“Betty, can you keep a secret?” Mary asked. Yes, Mary’s life and way of living and the cowboy days were worlds apart—and Mary knew that someday, oh, say in the year 1960 (or to be really wild, the year 2000), Pineville would be considered an old cowboy town compared to the towns that were waiting to come to life. Still, Mary loved the old days of the 1920s and 1930s and wished she could walk back through time and repeat those years over and over and over again.
“Betty, honey, I’m not a gal that likes change,” she explained and carefully helped Betty stand up. “That ugly lamp was a gift from Mac Norwood and his wife. Mac Norwood is an old college friend of John’s. He is a very obnoxious person but a smart businessman. His wife shy and sweet and…” Mary caught herself falling into a pointless story. “Long story short, honey, I kept the lamp because I didn’t have the heart to offend Mrs. Norwood. But let me tell you, I’m sure grateful you broke the lamp for me.”
Betty smiled. “Oh, Mary, I’m so relieved.”
“Me, too,” Mary laughed. “Come on, let’s go get a broom and clean up the mess.” Mary walked Betty into the kitchen and, instead of going for a broom, decided to leave the mess for later. “Let’s have coffee and pie first. That ugly old broken lamp isn’t going anywhere.”
Betty didn’t like leaving messes but decided that a broken lamp wasn’t an emergency. She happily nodded her head, sat back down at the kitchen table, and watched Mary carve two slices of delicious apple pie. “Oh, doesn’t this pie look simply delicious.” She beamed as Mary set down two brown and white plates on the table.
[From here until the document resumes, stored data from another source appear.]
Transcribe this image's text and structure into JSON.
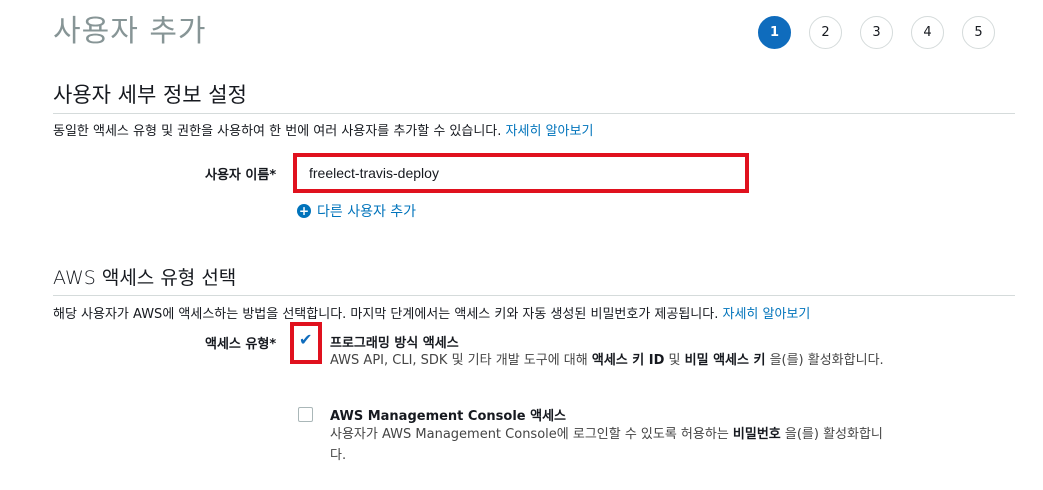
{
  "page": {
    "title": "사용자 추가"
  },
  "steps": [
    "1",
    "2",
    "3",
    "4",
    "5"
  ],
  "user_details": {
    "title": "사용자 세부 정보 설정",
    "description": "동일한 액세스 유형 및 권한을 사용하여 한 번에 여러 사용자를 추가할 수 있습니다.",
    "learn_more": "자세히 알아보기",
    "username_label": "사용자 이름*",
    "username_value": "freelect-travis-deploy",
    "add_user_label": "다른 사용자 추가"
  },
  "access_type": {
    "title": "AWS 액세스 유형 선택",
    "description": "해당 사용자가 AWS에 액세스하는 방법을 선택합니다. 마지막 단계에서는 액세스 키와 자동 생성된 비밀번호가 제공됩니다.",
    "learn_more": "자세히 알아보기",
    "label": "액세스 유형*",
    "options": [
      {
        "title": "프로그래밍 방식 액세스",
        "checked": true,
        "desc_pre": "AWS API, CLI, SDK 및 기타 개발 도구에 대해 ",
        "desc_b1": "액세스 키 ID",
        "desc_mid": " 및 ",
        "desc_b2": "비밀 액세스 키",
        "desc_post": " 을(를) 활성화합니다."
      },
      {
        "title": "AWS Management Console 액세스",
        "checked": false,
        "desc_pre": "사용자가 AWS Management Console에 로그인할 수 있도록 허용하는 ",
        "desc_b1": "비밀번호",
        "desc_post": " 을(를) 활성화합니다."
      }
    ]
  },
  "colors": {
    "accent": "#0f6cbd",
    "link": "#0073bb",
    "highlight": "#e0111e"
  }
}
“I think this batch of pies was my best yet,” Mary confessed in a humble voice. She hurried to gather up two cups of coffee, returned to the table, and sat down. She said a prayer of thanks, smiled, and looked at Betty. As she did a feeling of absolute comfort and peace washed through her heart. “No trouble…no murder…no monsters,” she whispered. “I’m safe in my kitchen, eating pie with my darling friend, waiting for my husband to come home. Thank you, Lord.”
“Amen.” Betty smiled and then, unable to control her hunger anymore, picked up a fork and dived into her piece of pie. “Oh my…this is your best batch, Mary,” she exclaimed. “The cinnamon is just right.”
“I used too much cinnamon last time,” Mary confessed, taking a bite of her own pie. It was delicious. The taste danced softly with the falling snow outside and then asked the smell of coffee for a turn on the dance floor. “Betty?”
“Yes?”
“Can you really believe John is coming home tomorrow?” Mary said in an excited voice. “It feels like a dream. I mean…look at all the trouble we’ve been through since John has been gone.”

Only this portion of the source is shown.